公子嗣冷斥道,「你一個外相有何資格插手內政!」
左郎中聲音沙啞,緩緩道,「外相也是相,王上早有言在先。倘若丞相不在,惠子可全權代丞相職權。不過,老臣以為公子嗣之前一句說的有道理,丞相五天前才受太子命親自披掛上陣,王上昨日還精神奕奕,今日卻連一句遺言都未來得及交代。這滿殿的宮人竟無一人發覺!豈不蹊蹺?」
太子縱是沉浸的巨大的打擊和悲痛之中,此時也臉色微變,這個左郎中與公子嗣走的很近,他幫忙咬著這件事情不放是為什麼?單純為了保命,還是……
他腦海中一片混亂,不自覺的便看向閔遲。
閔遲迎上他的目光,微不可查的皺了皺眉。
太子移開目光。
閔遲才道,「臣亦覺得蹊蹺,不過臣附議丞相之言,戰事吃緊,國不能一日無君,還請丞相做主儘快擁立新君。」
惠施為人正直,他不怎麼看好太子,卻更看不上公子嗣,這會兒若是由他主持大局,太子穩穩繼位。

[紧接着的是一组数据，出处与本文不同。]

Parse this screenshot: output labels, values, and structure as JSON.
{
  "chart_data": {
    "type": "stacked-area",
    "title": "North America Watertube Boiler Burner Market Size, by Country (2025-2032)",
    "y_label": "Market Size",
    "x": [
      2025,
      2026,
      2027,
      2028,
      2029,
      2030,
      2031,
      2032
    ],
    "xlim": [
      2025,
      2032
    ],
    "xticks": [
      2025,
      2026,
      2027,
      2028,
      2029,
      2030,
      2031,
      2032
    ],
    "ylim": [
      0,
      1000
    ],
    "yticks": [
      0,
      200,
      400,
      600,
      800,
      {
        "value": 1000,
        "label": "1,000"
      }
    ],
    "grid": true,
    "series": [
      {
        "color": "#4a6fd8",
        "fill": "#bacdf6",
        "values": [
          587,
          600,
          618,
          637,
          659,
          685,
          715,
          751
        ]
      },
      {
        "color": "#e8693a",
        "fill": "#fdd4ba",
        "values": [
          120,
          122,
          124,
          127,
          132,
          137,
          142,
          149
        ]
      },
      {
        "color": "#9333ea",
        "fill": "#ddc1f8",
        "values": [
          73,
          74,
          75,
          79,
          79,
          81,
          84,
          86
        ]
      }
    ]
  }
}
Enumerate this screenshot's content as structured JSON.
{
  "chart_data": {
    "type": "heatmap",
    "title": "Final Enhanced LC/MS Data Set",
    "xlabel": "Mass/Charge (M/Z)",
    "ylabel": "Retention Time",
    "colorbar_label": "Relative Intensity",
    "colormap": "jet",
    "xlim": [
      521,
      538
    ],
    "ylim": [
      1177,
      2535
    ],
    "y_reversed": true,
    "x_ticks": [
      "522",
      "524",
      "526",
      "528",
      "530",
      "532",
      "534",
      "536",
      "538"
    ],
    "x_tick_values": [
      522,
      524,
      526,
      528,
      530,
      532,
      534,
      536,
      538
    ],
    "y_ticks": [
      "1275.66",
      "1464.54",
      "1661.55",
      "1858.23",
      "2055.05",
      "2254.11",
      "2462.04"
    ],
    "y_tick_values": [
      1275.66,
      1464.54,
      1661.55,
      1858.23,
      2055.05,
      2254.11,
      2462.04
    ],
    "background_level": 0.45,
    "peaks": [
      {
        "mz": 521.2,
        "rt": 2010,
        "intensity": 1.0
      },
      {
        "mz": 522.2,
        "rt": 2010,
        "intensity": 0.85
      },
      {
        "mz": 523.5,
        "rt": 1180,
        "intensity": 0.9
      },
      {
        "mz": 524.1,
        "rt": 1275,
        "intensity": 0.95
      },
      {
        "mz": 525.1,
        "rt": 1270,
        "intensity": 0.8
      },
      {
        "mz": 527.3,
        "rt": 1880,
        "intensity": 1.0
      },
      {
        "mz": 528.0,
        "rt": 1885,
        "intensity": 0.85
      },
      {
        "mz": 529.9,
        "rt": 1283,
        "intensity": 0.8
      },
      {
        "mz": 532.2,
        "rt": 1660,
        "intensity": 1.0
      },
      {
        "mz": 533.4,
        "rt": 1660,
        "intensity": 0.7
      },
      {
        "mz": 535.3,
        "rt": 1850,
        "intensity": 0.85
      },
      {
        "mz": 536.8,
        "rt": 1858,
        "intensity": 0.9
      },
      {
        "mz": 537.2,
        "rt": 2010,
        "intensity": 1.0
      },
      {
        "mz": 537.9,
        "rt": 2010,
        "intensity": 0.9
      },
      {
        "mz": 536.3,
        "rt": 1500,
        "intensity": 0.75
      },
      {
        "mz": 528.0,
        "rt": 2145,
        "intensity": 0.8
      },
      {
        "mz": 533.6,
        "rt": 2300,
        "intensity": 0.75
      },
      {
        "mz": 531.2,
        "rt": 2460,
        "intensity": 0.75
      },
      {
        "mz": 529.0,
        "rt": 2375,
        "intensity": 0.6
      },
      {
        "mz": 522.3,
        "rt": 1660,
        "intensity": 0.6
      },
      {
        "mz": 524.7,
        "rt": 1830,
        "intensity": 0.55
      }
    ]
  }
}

公子嗣和左郎中聞言都驚詫的看向閔遲。按照他們推斷,應該是太子故意調開丞相公孫衍和大將軍晉鄙,然後趁機謀害王上,迅速登上王位。
那閔遲不是太子的人嗎?為何要幫他們說話!
「右郎中說的有道理。」惠施看了一眼榻上魏王,喚來魏王身邊的內監,「請御醫。」
不管是不是被謀害,君王入殮之前都必須讓御醫看一看,以安朝臣之心,惠施這麼做是正常程式,沒有人可以阻止。
等候御醫趕來的時間裡,殿內眾人心思各異。
時間突然顯得分外漫長。
公子嗣越想越覺得不對勁,但他現在不能離開,一離開沒事也變成有事了,隨著時間緩緩而過,他越來越後悔自己出來的太急,沒能帶徐長寧一同入宮。
一盞茶過去,六名御醫陸續入殿。
「幾位請。」惠施道。
太子往一旁退了退,六人陸續上前檢驗。
待他們都查驗完畢,惠施問道,「如何?」
六人尚未答話,但那蒼白的臉色已經說明了所有問題,醫令上前一步道,「回稟丞相,王上是用了劇毒!」
另一人補充道,「暫時不知是何種毒,不過王上口中還有殘留血跡,可見是被人清理過。」
太子臉色鐵青,旋身厲聲質問內監,「你時時伺候在父王,昨晚為何不曾聽見任何動靜!」
「奴該死!」內監普通一聲跪倒在地,渾身抖如篩糠,「奴昨晚莫名其妙的昏睡過去,醒來的時候就看見王上好好的睡著,奴輕喊了一聲,王上未曾迴音,奴以為是睡熟了,便不敢再打擾。」
一個內監,沒有證據也不敢當眾將此事亂說。惠施立即將殿中所有宮人都集中起來親自審問。
但凡是值夜的宮人都說自己有一段時間昏睡,且時間相差不遠,都是子時前後。
那是衛士換班之時,雖沒有什麼空隙可以鑽,但內殿所有人昏睡過去最不容易讓人察覺。
魏國與秦國不同,殉葬制度依舊保留,魏王能活幾天就意味著這滿殿的宮人能活幾天,他們無不盼望魏王能夠長命百歲。